A HR timers precision study case

With this topic I would better discuss HR timers and the real precision issue.

I studied a lot of documentation about them and I got confident them are the best and most reliable solution to the problem of delaying execution inside linux kernel modules, with the lesser cost for the CPU, and the greater timing precision (e.g. some time critical drivers use them too, like this one https://dev.openwrt.org/browser/trunk/target/linux/generic/files/drivers/pwm/gpio-pwm.c?rev=35328 ).

Is it right for you too?

Here is one of the most comprehensive and detailed document I have ever seen on this topic: https://www.landley.net/kdocs/ols/2006/ols2006v1-pages-333-346.pdf .

The HR timers promise to go under the jiffies resolution, but unfortunately on my system I did not get the expected results for delays lower than 6 ms (I will show later more details).

My environment is:

Windows 10 PRO 64 bit / 8Gb RAM / CPU Intel 4 Cores
VMWare Player 12
Virtualized OS Linux Mint 18.1 64 bit
Kernel configuration
- Version: 4.10.0-24-generic
- CONFIG_HIGH_RES_TIMERS=y
- CONFIG_POSIX_TIMERS=y
- CONFIG_NO_HZ_COMMON=y
- CONFIG_NO_HZ_IDLE=y
- CONFIG_NO_HZ=y
- CONFIG_HZ_250=y
- CONFIG_HZ=250
- /sys/devices/system/clocksource/clocksource0/available_clocksource => tsc hpet acpi_pm
- /sys/devices/system/clocksource/clocksource0/current_clocksource => tsc

To do a benchmark I wrote a linux kernel module that I freely published at the url https://bitbucket.org/DareDevilDev/hr-timers-tester/ . In the README file there are the instructions to compile and run it by yourself.
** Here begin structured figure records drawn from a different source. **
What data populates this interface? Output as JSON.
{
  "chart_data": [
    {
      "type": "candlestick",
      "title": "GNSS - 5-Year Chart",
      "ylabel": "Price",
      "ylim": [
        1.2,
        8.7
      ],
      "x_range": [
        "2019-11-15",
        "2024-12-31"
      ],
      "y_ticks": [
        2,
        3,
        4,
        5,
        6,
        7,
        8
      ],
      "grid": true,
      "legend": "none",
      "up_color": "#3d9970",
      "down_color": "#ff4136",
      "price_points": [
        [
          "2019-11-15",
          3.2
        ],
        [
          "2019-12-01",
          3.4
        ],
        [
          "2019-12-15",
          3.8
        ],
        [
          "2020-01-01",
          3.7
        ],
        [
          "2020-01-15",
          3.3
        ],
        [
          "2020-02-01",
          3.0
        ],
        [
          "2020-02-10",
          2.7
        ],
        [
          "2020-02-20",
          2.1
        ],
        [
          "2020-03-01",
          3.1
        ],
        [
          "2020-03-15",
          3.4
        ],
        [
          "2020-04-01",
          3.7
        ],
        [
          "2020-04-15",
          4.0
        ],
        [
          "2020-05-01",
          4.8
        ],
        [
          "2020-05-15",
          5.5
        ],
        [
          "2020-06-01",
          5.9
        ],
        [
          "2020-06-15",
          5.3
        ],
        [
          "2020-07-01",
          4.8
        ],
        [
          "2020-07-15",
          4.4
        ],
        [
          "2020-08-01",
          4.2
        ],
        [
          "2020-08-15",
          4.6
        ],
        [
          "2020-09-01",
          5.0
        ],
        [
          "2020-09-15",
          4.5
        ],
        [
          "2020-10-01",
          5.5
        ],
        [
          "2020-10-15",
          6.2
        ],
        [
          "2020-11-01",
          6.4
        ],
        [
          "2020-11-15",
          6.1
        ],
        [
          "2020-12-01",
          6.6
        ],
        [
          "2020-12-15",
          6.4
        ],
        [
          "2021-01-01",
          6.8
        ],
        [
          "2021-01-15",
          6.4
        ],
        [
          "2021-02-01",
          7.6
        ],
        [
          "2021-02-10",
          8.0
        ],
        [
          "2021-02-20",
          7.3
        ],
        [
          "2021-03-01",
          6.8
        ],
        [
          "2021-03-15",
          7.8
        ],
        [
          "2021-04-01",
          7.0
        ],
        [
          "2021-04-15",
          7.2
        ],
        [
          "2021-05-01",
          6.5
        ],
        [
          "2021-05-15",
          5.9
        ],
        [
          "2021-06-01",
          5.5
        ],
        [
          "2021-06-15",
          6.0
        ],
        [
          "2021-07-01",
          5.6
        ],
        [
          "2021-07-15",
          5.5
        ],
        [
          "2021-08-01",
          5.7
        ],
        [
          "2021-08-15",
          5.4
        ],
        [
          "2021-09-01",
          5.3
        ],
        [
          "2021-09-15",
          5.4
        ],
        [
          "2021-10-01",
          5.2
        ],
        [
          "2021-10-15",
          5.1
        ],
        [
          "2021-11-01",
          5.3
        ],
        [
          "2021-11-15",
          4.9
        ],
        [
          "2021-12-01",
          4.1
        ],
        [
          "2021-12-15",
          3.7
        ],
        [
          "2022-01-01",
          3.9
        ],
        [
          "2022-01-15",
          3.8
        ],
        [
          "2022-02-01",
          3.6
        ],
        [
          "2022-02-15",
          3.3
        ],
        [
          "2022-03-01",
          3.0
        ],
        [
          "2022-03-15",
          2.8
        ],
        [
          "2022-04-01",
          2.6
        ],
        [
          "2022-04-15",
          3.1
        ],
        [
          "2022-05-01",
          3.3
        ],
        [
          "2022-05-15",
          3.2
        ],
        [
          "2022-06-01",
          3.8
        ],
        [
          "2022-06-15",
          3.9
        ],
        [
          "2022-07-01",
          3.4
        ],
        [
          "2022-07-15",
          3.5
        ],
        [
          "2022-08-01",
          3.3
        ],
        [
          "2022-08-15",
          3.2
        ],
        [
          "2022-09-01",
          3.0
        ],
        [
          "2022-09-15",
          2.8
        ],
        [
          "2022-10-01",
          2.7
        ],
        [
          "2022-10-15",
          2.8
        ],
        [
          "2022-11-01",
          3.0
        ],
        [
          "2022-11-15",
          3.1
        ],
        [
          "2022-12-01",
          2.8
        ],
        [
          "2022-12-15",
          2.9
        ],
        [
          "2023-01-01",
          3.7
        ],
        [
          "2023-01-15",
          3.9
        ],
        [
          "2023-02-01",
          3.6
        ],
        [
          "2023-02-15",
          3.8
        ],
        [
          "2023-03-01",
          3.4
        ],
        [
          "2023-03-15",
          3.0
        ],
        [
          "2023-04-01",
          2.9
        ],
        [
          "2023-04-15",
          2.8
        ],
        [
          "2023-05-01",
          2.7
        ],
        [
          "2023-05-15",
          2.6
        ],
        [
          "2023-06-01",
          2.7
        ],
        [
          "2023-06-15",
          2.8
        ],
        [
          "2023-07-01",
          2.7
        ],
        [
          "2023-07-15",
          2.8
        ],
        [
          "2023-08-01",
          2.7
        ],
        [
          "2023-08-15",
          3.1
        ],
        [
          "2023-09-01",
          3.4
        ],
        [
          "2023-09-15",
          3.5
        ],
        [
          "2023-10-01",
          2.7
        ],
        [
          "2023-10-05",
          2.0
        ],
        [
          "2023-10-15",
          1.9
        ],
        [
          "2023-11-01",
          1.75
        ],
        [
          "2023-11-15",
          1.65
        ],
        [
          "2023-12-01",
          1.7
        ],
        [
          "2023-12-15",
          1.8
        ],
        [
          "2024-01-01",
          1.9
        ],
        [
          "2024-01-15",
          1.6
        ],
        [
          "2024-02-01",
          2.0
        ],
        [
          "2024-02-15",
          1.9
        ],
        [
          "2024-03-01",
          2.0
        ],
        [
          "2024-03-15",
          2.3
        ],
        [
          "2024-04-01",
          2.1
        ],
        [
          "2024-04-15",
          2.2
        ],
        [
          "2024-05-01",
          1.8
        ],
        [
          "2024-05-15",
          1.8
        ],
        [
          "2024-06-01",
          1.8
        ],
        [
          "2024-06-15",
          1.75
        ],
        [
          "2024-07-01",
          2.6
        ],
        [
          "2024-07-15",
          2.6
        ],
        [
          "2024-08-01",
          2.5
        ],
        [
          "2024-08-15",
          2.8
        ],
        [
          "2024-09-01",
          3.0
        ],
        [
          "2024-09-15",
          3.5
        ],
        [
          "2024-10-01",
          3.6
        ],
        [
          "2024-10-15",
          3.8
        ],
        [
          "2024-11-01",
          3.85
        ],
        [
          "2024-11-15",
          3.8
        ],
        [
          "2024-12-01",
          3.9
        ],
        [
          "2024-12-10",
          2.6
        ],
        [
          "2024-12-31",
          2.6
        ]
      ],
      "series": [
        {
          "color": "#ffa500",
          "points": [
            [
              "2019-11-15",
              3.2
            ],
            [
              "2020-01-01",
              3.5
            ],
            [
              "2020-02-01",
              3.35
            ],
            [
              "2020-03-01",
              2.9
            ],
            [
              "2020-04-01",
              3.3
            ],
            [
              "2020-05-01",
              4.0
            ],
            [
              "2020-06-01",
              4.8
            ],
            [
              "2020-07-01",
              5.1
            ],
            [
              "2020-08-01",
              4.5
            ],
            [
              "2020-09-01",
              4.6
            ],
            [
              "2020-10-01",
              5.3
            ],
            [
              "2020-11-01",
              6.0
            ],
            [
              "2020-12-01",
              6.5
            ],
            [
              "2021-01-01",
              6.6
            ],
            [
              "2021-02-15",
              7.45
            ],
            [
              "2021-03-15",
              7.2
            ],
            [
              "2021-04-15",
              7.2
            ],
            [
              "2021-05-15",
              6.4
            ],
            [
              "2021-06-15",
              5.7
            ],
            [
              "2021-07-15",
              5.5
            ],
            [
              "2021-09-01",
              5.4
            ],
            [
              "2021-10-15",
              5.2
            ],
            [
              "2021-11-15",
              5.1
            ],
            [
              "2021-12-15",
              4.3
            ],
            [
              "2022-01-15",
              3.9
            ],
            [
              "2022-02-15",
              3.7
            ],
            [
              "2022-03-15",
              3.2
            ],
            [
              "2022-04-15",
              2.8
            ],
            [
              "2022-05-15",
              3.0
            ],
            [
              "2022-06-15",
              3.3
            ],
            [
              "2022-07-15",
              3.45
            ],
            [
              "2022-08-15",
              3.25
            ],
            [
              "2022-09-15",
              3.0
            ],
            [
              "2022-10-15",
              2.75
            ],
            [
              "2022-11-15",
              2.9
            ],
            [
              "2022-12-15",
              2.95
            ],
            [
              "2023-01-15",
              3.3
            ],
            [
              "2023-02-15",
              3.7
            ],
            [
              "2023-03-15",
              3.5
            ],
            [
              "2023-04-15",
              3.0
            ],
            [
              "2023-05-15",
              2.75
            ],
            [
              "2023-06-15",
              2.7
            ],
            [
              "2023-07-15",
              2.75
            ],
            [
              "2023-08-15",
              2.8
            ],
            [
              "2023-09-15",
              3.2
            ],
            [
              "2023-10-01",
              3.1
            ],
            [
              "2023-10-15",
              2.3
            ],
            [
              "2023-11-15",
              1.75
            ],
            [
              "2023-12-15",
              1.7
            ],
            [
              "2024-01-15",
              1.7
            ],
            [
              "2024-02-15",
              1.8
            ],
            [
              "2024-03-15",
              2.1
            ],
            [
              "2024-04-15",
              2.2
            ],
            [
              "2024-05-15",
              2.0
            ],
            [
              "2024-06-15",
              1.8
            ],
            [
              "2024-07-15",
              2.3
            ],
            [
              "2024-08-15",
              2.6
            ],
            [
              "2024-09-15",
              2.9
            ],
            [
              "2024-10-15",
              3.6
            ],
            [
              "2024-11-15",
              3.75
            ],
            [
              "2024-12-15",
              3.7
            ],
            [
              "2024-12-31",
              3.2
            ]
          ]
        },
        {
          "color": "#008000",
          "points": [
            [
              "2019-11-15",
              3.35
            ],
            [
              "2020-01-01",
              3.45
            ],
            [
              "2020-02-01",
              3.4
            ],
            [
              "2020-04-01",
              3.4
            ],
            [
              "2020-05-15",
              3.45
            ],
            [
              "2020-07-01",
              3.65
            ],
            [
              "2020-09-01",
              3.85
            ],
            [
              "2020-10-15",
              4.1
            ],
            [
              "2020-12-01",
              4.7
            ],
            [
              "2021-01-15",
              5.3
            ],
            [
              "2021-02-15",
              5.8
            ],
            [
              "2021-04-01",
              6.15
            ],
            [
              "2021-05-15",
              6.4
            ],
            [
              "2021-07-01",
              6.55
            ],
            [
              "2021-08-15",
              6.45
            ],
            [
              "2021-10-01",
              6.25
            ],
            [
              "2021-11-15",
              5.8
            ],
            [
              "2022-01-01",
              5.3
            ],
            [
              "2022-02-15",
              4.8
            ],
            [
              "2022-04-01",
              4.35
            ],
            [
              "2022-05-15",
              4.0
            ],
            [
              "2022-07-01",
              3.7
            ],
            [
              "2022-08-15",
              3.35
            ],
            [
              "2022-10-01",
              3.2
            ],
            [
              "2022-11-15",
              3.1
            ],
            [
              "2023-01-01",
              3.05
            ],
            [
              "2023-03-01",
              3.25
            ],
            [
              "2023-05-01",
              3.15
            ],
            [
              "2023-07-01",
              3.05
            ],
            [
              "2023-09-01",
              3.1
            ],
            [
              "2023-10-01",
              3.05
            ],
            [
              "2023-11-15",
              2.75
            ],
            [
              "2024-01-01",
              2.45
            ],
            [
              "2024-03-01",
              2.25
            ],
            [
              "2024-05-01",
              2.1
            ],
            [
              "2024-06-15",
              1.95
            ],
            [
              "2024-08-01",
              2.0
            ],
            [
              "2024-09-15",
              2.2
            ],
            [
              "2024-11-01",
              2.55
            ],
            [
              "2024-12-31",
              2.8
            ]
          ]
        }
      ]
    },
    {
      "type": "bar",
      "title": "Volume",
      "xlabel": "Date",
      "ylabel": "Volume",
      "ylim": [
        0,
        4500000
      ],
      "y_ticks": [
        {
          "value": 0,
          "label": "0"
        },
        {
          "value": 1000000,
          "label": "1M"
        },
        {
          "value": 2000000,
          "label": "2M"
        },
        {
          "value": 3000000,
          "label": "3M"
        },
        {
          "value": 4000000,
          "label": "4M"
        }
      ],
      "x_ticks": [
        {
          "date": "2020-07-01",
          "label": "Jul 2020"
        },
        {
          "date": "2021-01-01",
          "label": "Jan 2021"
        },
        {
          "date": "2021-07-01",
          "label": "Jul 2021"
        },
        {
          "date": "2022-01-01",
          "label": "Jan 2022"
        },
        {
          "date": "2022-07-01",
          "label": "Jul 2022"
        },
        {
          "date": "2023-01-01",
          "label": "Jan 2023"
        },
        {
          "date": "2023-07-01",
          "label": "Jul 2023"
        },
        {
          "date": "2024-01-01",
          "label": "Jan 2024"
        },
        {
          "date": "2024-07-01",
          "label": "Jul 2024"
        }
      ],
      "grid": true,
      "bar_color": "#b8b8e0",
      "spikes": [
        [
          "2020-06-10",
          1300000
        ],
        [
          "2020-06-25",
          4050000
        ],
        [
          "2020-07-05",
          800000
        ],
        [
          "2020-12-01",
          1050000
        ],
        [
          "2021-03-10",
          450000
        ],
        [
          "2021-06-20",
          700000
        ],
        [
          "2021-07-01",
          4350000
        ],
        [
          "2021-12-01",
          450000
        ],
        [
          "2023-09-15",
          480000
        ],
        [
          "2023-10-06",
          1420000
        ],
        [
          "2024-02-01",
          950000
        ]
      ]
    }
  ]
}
It executes a series of cycles as follow:

10 uS .. 90 uS, increment by 10 uS
100 uS .. 900 uS, increment by 100 uS
1 ms .. 9 ms, increment by 1 ms
10 ms .. 90 ms, increment by 10 ms
100 ms .. 900 ms, increment by 100 ms
and finally 1 s

The timings are measured by the "ktime_get" function and stored in a pre-allocated array, for faster performances, and to avoid unwanted delays inside the hr timer callback.

After collecting data, the module prints out the samplings data table.

For my scenario relevant data are:

   10 uS =      41082 nS
   20 uS =      23955 nS
   30 uS =     478361 nS
   40 uS =      27341 nS
   50 uS =     806875 nS
   60 uS =     139721 nS
   70 uS =     963793 nS
   80 uS =      39475 nS
   90 uS =     175736 nS
  100 uS =    1096272 nS
  200 uS =      10099 nS
  300 uS =     967644 nS
  400 uS =     999006 nS
  500 uS =    1025254 nS
  600 uS =    1125488 nS
  700 uS =     982296 nS
  800 uS =    1011911 nS
  900 uS =     978652 nS
 1000 uS =    1985231 nS
 2000 uS =    1984367 nS
 3000 uS =    2068547 nS
 4000 uS =    5000319 nS
 5000 uS =    4144947 nS
 6000 uS =    6047991 nS <= First expected delay!
 7000 uS =    6835180 nS
 8000 uS =    8057504 nS
 9000 uS =    9218573 nS
10000 uS =   10435313 nS

... and so on ...

As you can see in the above kernel log dump, 6 ms is the first expected delay sample.

I repeated the same test on my C.H.I.P. embedded system ( https://getchip.com/pages/chip ), an ARM based board Raspberry like, running at 1 GHz, and equipped with Ubuntu 14.04 (Kernel 4.4.13, HZ = 200).

In this case I got better results:

  30 =      44666 nS
  40 =      24125 nS
  50 =      49208 nS
  60 =      60208 nS
  70 =      70042 nS
  80 =      78334 nS
  90 =      89708 nS
 100 =     126083 nS
 200 =     184917 nS
 300 =     302917 nS <= First expected delay!
 400 =     395000 nS
 500 =     515333 nS
 600 =     591583 nS
 700 =     697458 nS
 800 =     800875 nS
 900 =     900125 nS
1000 =    1013375 nS

...and so on ...

On that cheaper board good results come since 300 uS.

What is you opinion? Is there a better way to get more precision from HR timers in platform independent way? HR timers are the wrong solution to precise timing (mandatory when we have to write hardware drivers)?

Each contribution would be very appreciated.

Thank you!

Problem solved, it was an issue involved by the virtualization environment.

On an old laptop (HP Single Core 1.9GHz) I got good delays since 60 uS, and on a newer one (Dell Quad Core) I goot good delays below 10 uS!